AUTHOR=Li Xia , Wang Yurong , Xu Chunju , Reheman Xirenguli , Wang Yuxi , Xu Rong , Fan Jiahui , Huang Xueying , Long Linna , Yu Siying , Huang He
TITLE=Analysis of Competitive Endogenous Mechanism and Survival Prognosis of Serum Exosomes in Ovarian Cancer Patients Based on Sequencing Technology and Bioinformatics
JOURNAL=Frontiers in Genetics
VOLUME=13
YEAR=2022
URL=https://www.frontiersin.org/journals/genetics/articles/10.3389/fgene.2022.850089
DOI=10.3389/fgene.2022.850089
ISSN=1664-8021
ABSTRACT=
Background: We determined the competitive endogenous in serum exosomes of ovarian cancer patients via sequencing technology and raw signal analysis. We performed an in-depth study of the potential mechanisms of ovarian cancer, predicted potential therapeutic targets and performed survival analysis of the potential targets.
Methods: Serum exosomes from three ovarian cancer patients were used as the experimental group, serum exosomes from three patients with uterine fibroids were used as the control group, and whole transcriptome analysis of serum exosomes was performed to identify differentially expressed long noncoding RNAs (lncRNAs) and mRNAs in ovarian cancer. The miRcode database and miRNA target gene prediction website were used to predict the target genes. Cytoscape software was used to generate a competing endogenous RNA (ceRNA) network of competitive endogenous mechanism of serum exosomes in ovarian cancer, and the R language was used for Gene Ontology (GO) and Kyoto Encyclopedia of Genes and Genomes (KEGG) enrichment analyses of the target genes. Finally, the TCGA website was used to download clinical and expression data related to ovarian cancer, and the common potential target genes obtained previously were analyzed for survival.

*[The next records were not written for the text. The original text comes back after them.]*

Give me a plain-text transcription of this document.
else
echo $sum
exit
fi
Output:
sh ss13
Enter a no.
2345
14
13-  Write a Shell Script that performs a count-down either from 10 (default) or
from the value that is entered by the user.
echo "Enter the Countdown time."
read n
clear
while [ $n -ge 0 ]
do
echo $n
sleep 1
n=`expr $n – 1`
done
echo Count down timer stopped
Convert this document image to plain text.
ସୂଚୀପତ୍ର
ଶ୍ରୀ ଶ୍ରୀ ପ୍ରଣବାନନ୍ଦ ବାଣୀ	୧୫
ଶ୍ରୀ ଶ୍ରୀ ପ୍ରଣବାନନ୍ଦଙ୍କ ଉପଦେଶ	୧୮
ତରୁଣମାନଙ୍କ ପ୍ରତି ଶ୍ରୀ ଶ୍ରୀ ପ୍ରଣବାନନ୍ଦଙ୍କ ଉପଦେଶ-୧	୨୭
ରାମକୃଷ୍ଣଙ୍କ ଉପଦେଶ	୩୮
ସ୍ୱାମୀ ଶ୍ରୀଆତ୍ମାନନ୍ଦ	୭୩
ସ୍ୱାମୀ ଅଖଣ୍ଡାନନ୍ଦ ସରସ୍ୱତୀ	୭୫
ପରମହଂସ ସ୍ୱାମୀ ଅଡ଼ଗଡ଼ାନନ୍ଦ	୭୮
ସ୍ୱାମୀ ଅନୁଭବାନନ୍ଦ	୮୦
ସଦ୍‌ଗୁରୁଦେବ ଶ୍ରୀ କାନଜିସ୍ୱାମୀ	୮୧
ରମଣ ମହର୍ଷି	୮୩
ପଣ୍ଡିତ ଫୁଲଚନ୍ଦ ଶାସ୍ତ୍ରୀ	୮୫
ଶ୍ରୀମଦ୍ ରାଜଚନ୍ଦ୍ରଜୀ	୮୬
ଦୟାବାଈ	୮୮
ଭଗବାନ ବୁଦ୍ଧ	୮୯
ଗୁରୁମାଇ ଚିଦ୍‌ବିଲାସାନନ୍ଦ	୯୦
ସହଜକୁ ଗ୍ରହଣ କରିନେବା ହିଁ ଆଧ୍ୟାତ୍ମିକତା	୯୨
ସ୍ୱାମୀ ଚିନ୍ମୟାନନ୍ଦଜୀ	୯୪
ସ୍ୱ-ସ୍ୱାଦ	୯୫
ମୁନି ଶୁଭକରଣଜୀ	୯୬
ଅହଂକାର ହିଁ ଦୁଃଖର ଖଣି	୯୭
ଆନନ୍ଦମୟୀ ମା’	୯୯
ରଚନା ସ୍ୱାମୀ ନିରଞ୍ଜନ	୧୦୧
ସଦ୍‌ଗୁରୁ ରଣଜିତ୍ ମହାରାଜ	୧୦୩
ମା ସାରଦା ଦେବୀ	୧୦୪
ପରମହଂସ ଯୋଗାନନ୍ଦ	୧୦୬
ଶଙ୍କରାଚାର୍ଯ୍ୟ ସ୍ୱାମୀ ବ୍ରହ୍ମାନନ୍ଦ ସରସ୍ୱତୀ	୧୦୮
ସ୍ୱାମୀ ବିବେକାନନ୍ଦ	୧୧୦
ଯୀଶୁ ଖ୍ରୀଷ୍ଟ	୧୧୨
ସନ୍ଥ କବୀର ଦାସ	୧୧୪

Results: A total of 117 differentially expressed lncRNAs as well as 513 differentially expressed mRNAs (p < 0.05, |log2 fold change (FC)|≥ 1.0) were obtained by combining sequencing data and raw signal analysis, and 841 predicted target genes were reciprocally mapped by combining the data from the miRcode database and miRNA target gene prediction website, resulting in 11 potential target genes related to ovarian cancer (FGFR3, BMPR1B, TRIM29, FBN2, PAPPA, CCDC58, IGSF3, FBXO10, GPAM, HOXA10, and LHFPL4). Survival analysis of the above 11 target genes revealed that the survival curve was statistically significant (p < 0.05) for HOXA10 but not for the other genes. Through enrichment analysis, we found that the above target genes were mainly involved in biological processes such as regulation of transmembrane receptor protein kinase activity, structural molecule activity with elasticity, transforming growth factor-activated receptor activity, and GABA receptor binding and were mainly enriched in signaling pathways regulating stem cell pluripotency, bladder cancer, glycerolipid metabolism, central carbon metabolism of cancer, and tyrosine stimulation to EGFR in signaling pathways such as resistance to enzyme inhibitors.
Conclusions: The serum exosomal DIO3OS-hsa-miR-27a-3p-HOXA10 competitive endogenous signaling axis affects ovarian cancer development and disease survival by targeting dysregulated transcriptional pathways in cancer.